The organic mulching process involves the use of biodegradable, organic materials like straw, wood chippings, and dried leaves that contribute to the soil’s profile and fertility. This process is environmentally friendly, and beneficial. The inorganic mulching process uses river rock, stone and crushed gravel. In essence, it’s just as good as organic. The only problem is these are limited because of the materials are seemingly finite.
Then, there’s the third option which is plastic mulch. This makes use of polythene bags to protect the plants at their tender stage. While it’s been in use since the middle of the 20th century, the reality is its volume wasn’t as threatening as it is today.
This is not to say that plastic mulching clearly doesn’t have its benefits. It does. Some of these include:
- Improved soil structure
- Moisture and nutrient retention
- Weed control and reduction
- Prevents trespassers
- Insulates the soil
- Improved crop output and faster yield
- Reduced root damage
Unfortunately, all these great benefits come at a steep cost. Multiple studies have shown that using plastic mulch in huge quantities pollutes the water table, affects the transportation of soil nutrients, as well the soil structure.
This “plasticulture” as it’s referred to here in the US, is producing all these effects and more. These have long term health and environmental effects on both the people, land, water and air. There are speculations that it might even be playing a contributory role in climate change.

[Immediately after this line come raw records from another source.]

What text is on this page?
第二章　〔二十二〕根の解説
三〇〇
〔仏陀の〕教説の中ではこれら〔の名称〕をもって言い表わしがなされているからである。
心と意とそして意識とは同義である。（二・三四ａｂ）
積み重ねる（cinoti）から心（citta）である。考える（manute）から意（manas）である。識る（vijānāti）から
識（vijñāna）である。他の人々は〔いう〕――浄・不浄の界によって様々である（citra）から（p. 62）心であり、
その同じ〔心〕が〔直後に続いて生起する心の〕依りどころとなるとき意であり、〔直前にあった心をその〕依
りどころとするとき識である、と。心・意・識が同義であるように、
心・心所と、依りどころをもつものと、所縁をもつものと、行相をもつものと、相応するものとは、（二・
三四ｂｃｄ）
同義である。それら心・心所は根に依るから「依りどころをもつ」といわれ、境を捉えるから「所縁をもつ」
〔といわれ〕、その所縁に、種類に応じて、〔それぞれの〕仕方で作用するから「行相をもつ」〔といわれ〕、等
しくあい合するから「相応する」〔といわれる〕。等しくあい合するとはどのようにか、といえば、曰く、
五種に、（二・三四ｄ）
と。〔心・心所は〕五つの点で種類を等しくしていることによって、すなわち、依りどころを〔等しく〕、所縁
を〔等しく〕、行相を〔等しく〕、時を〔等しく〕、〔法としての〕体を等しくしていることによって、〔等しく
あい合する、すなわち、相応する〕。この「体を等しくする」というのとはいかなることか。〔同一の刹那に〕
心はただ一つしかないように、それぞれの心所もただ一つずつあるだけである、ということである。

Unfortunately, with the POTUS being in denial about this global issue and pulling out of the Climate Accord, we’re probably not going to see much being done about it. This is even more so when you consider that plastic mulching is an almost $10 billion industry in the US alone.
Proponents of climate change state that we’re likely going to see more natural disaster events, significant health impact and disruption of economic activities and global affairs in the near future. Increased global temperatures mean increased soil aridity, which will in turn, cause drought and famine.
Plants will be unable to survive in these hot conditions. That, combined with torrential downpours means that there will be too much water too fast. As a result, we’ll have more flooding incidents, with the top soil and its plants washed away.
While plastic mulching clearly has its many benefits, the truth is its contributing to the plastic problem of the world. For instance, over 55,000 tons of used agricultural plastics are found in Florida’s landfills and dumpsites alone. These plastic materials are hardly reusable. So, they have to be dumped and replaced buy new ones every planting season.
While these used plastics could be used for power generation and energy, the reality is the government isn’t interested. As a result, they’re just there contributing to an already worse global pollution problem.
In summary, plastic mulching
- Pollutes the soil –plastic isn’t biodegradable, so it’ll be in the soil for millennia
- Affects soil microorganisms
- Might contribute to the growing problem of harmful chemical compounds in the soil
- Could reduce crop output
- Can predispose crops to pests and diseases
- Might result in stunted plant growth
- Increase soil’s salt content
At the end of the day, we have to weigh the pros and cons of plastic mulching in the rapidly growing hemp industry. While its many benefits makes it appealing, the reality is that the cons should be considered too.
The ultimate solution might be one of moderation to ensure the sustainable growth of hemp plants and industry, without worsening an already growing problem. If hemp farmers want, they can combine plastic mulching with both organic and inorganic mulching practices. This will provide a balance of sorts, whilst guaranteeing profitability too.
Of course, because its large scale farming, there’s the tendency to want to use plastic mulching. But this can be curbed and used with restraint so that everyone and the environment benefits. The good news is hemp is a pretty hardy and sustainable plant, and can thrive with a combination of the various mulching practices.